Holistic Health Collective

What’s the Point of Acupuncture Points?

About the Author:

Zhiling Trowbridge MD has been providing acupuncture to the community of Grand Rapids, MI since 2016.  She received her medical degree at Wayne State University.  She is board certified in family medicine.  She studied and taught acupuncture through the Harvard Structural Acupuncture Program.  She is also certified in acupuncture from the Helms Medical Institute.  

What’s the point of acupuncture points?

There are over 300 acupuncture points recognized by the World Health Organization (WHO), and many more that may be used in more specialized forms of acupuncture.   Acupuncture points tend to be found on meridian channels and each point has a name both in English and Chinese.  The name of a point hints towards the property or effect of the point, and or its general location on the body.

Common Acupuncture Points:

(from left to right Li4, St36, and Gb41, see black dot)

He Gu (合谷) or Large Intestine 4 (LI4), means Converging Valley.  It’s location is at the junction between the thumb and index finger on the back of the hand at the soft spot near where the finger bones meet the upper part of the wrist joint.

Zu San Li (足三里) or Stomach 36 (ST36) means Leg Three Miles, or Another Three Miles.  It is located along the lateral side of the tibia of the leg.   It was said to be used by Chinese soldiers to give them more endurance during long marches.  It commonly helps with digestion, food intolerances, edema, endurance, and knee pain to name a few of its uses.

Zu Lin Qi (足臨泣) or Gallbladder 41 (Gb41) means Foot Overlooking Tears.  It is located on the lateral aspect of the malleolus near the ankle.  It is used for autonomic dysfunction, hormonal concerns, sinus pressure and pain, and also has spiritual and ancestral influences.

What determines an acupuncture point?

Acupuncture has been practiced over 3000 years ago.  The first historical account of it was written in the Huang Di Nei Jing (Yellow Emperor’s Classic of Internal Medicine), specifically the Su Wen and Ling Shu.

Acupuncture point locations are unique to the individual and is based on the measurement of cun.  3 cun is equal to the measurement of a patient’s index finger to pinky (4 digits wide).   1 cun is about the width of a patient’s thumb.  If you placed your four fingers right below your knee cap on the outer side.  You may notice a divot or depression there and that is Stomach 36, which is located 3 cun below the knee cap following the lateral side of the tibia bone of the leg.

Active acupuncture points can also correlate with divots or slight depressions along the skin if following a meridian line.

Research work on the fascial planes of the body (1) has also found that acupuncture points have an 80% correlation with the inter- and intramuscular fascial planes of the body.  Fascia are sheaths of connective tissue that surround muscles, vessels, and organs, of the body, which provide support for the body as a whole.
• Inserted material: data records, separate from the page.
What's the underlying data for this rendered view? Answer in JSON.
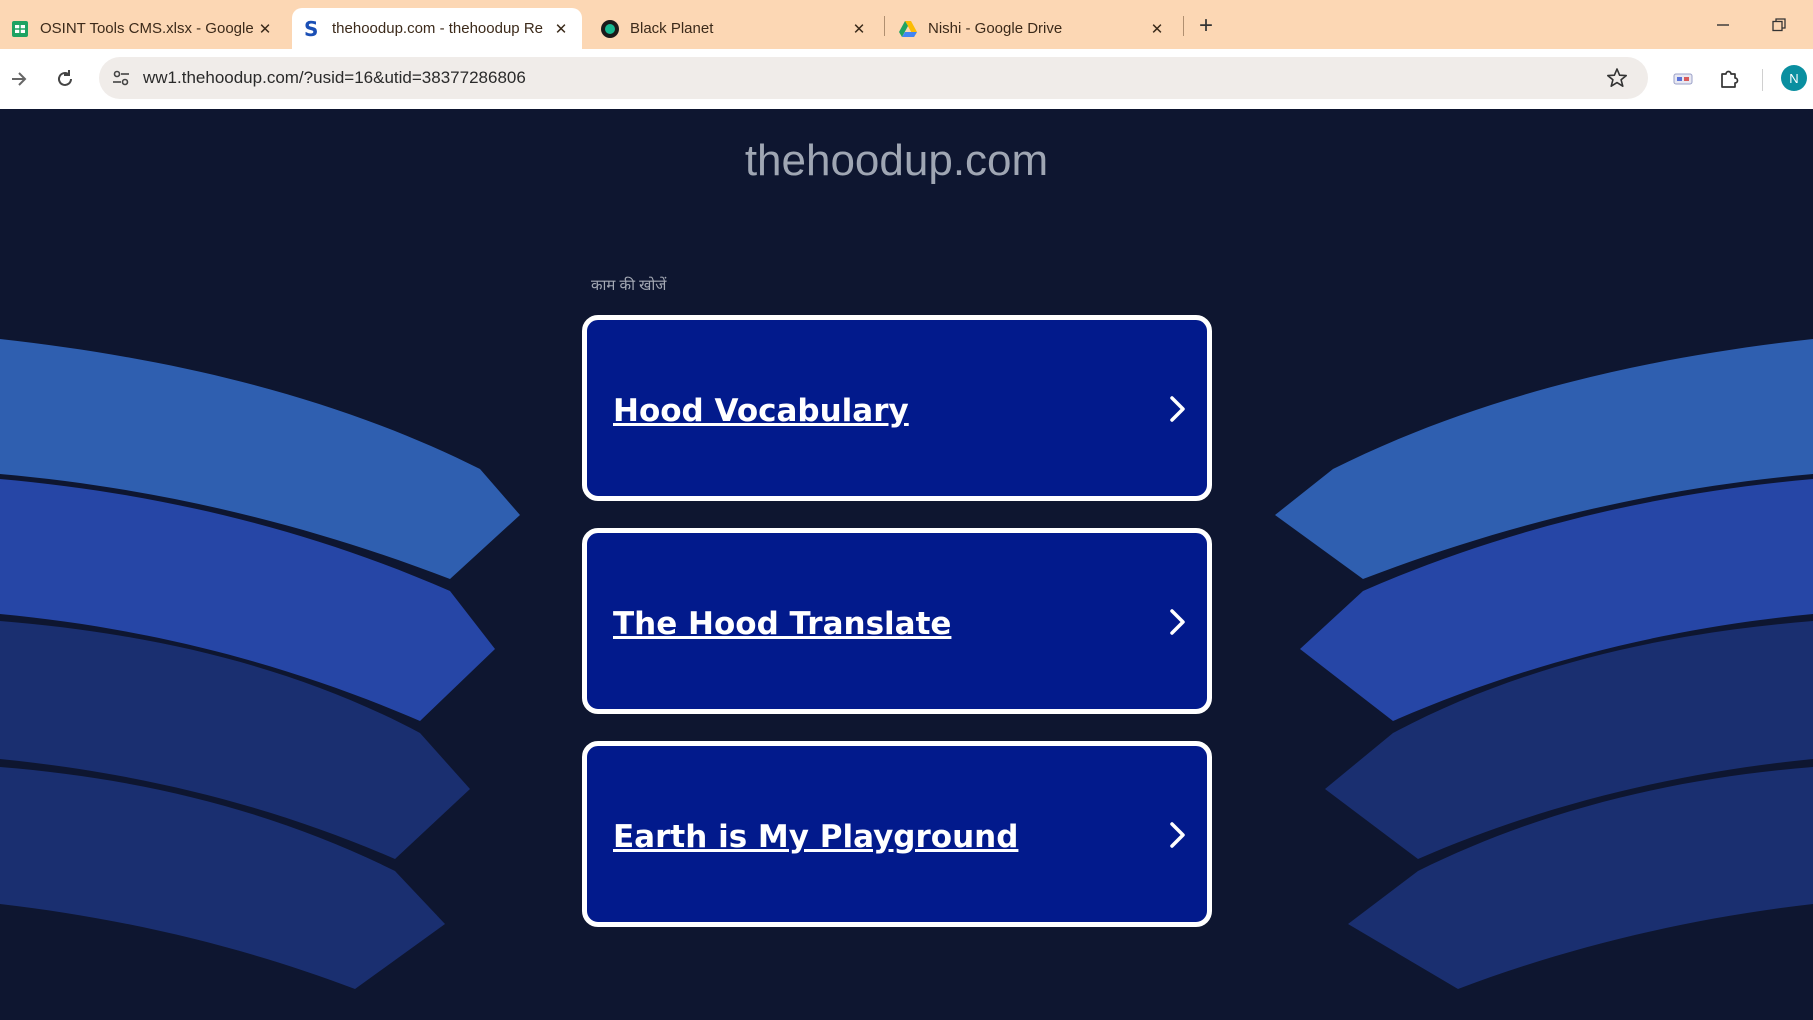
{
  "browser": {
    "tabs": [
      {
        "title": "OSINT Tools CMS.xlsx - Google",
        "favicon": "sheets-icon",
        "active": false
      },
      {
        "title": "thehoodup.com - thehoodup Re",
        "favicon": "s-logo-icon",
        "active": true
      },
      {
        "title": "Black Planet",
        "favicon": "blackplanet-icon",
        "active": false
      },
      {
        "title": "Nishi - Google Drive",
        "favicon": "drive-icon",
        "active": false
      }
    ],
    "address": "ww1.thehoodup.com/?usid=16&utid=38377286806",
    "profile_initial": "N"
  },
  "page": {
    "site_title": "thehoodup.com",
    "search_hint": "काम की खोजें",
    "links": [
      {
        "label": "Hood Vocabulary"
      },
      {
        "label": "The Hood Translate"
      },
      {
        "label": "Earth is My Playground"
      }
    ]
  },
  "colors": {
    "tabstrip": "#fcd7b4",
    "page_background": "#0e1630",
    "card_fill": "#021a8c",
    "card_border": "#ffffff",
    "wave_light": "#2f5fb0",
    "wave_mid": "#2646a6",
    "wave_dark": "#1a2f70"
  }
}
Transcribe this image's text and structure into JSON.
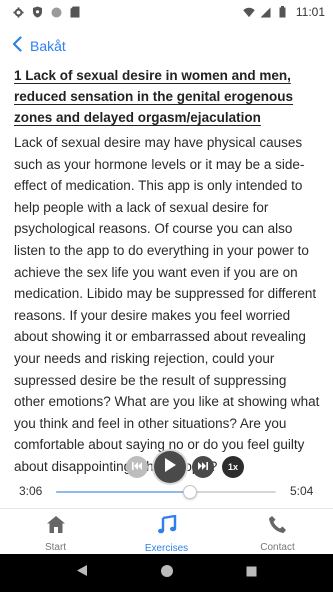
{
  "status_bar": {
    "time": "11:01",
    "icons_left": [
      "gear-icon",
      "shield-icon",
      "circle-icon",
      "sd-card-icon"
    ],
    "icons_right": [
      "wifi-icon",
      "signal-icon",
      "battery-icon"
    ]
  },
  "nav": {
    "back_label": "Bakåt"
  },
  "article": {
    "title": "1 Lack of sexual desire in women and men, reduced sensation in the genital erogenous zones and delayed orgasm/ejaculation",
    "body": "Lack of sexual desire may have physical causes such as your hormone levels or it may be a side-effect of medication. This app is only intended to help people with a lack of sexual desire for psychological reasons. Of course you can also listen to the app to do everything in your power to achieve the sex life you want even if you are on medication. Libido may be suppressed for different reasons. If your desire makes you feel worried about showing it or embarrassed about revealing your needs and risking rejection, could your supressed desire be the result of suppressing other emotions? What are you like at showing what you think and feel in other situations? Are you comfortable about saying no or do you feel guilty about disappointing other people?"
  },
  "player": {
    "current_time": "3:06",
    "total_time": "5:04",
    "progress": 0.61,
    "speed_label": "1x"
  },
  "tabs": [
    {
      "label": "Start",
      "icon": "home-icon",
      "active": false
    },
    {
      "label": "Exercises",
      "icon": "music-note-icon",
      "active": true
    },
    {
      "label": "Contact",
      "icon": "phone-icon",
      "active": false
    }
  ],
  "colors": {
    "accent": "#2f80ed",
    "progress_fill": "#8fbbe8"
  }
}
How many needles do you need for a treatment?

That depends.  There are some acupuncture treatment protocols that have a set number of acupuncture needles.  The NADA (National Acupuncture Detoxification Association) Protocol is an acupuncture treatment of the ear that uses a 5 needle approach. NADA can be used for calm, centering/grounding, addiction disorders, and or detoxification from opioids.  Sometimes NADA is done just on one ear but may be done bilaterally.

Most often the number of acupuncture needles may vary based on the initial condition and level of excess or deficiency of the energetic body.   Acupuncture theory often uses 5 element theory to determine the nature and balance of each of the meridians.  Based on this assessment, needle placement and the number of needles used can be determined and thus help treat the patient.

What does an acupuncture needle feel like when placed?

Acupuncture should be a generally painless procedure.  Some points may be more tender than others.  Acupuncture needles actually are closer to a filament than a needle.  They are bendable, typically made of stainless steel (sometimes coated in silicone), and have a very small blunted end.   They are different from a large bore needle that is commonly used to administer vaccinations or draw blood.  The blunted end and flexibility allows for smooth passage through the skin.  The depth of the needle is dependent on the style of acupuncture being performed. Generally Traditional Chinese Medicine (TCM) needles are placed at a greater depth compared to Japanese Kiiko Matsumoto style needling.

Most importantly after acupuncture needles are placed many patients should not feel the needles constantly, and can experience a general sense of calm or take a short nap during the treatment.

(1) Langevin HM, Yandow JA. Relationship of acupuncture points and meridians to connective tissue planes. Anat Rec. 2002 Dec 15;269(6):257-65. doi: 10.1002/ar.10185. PMID: 12467083.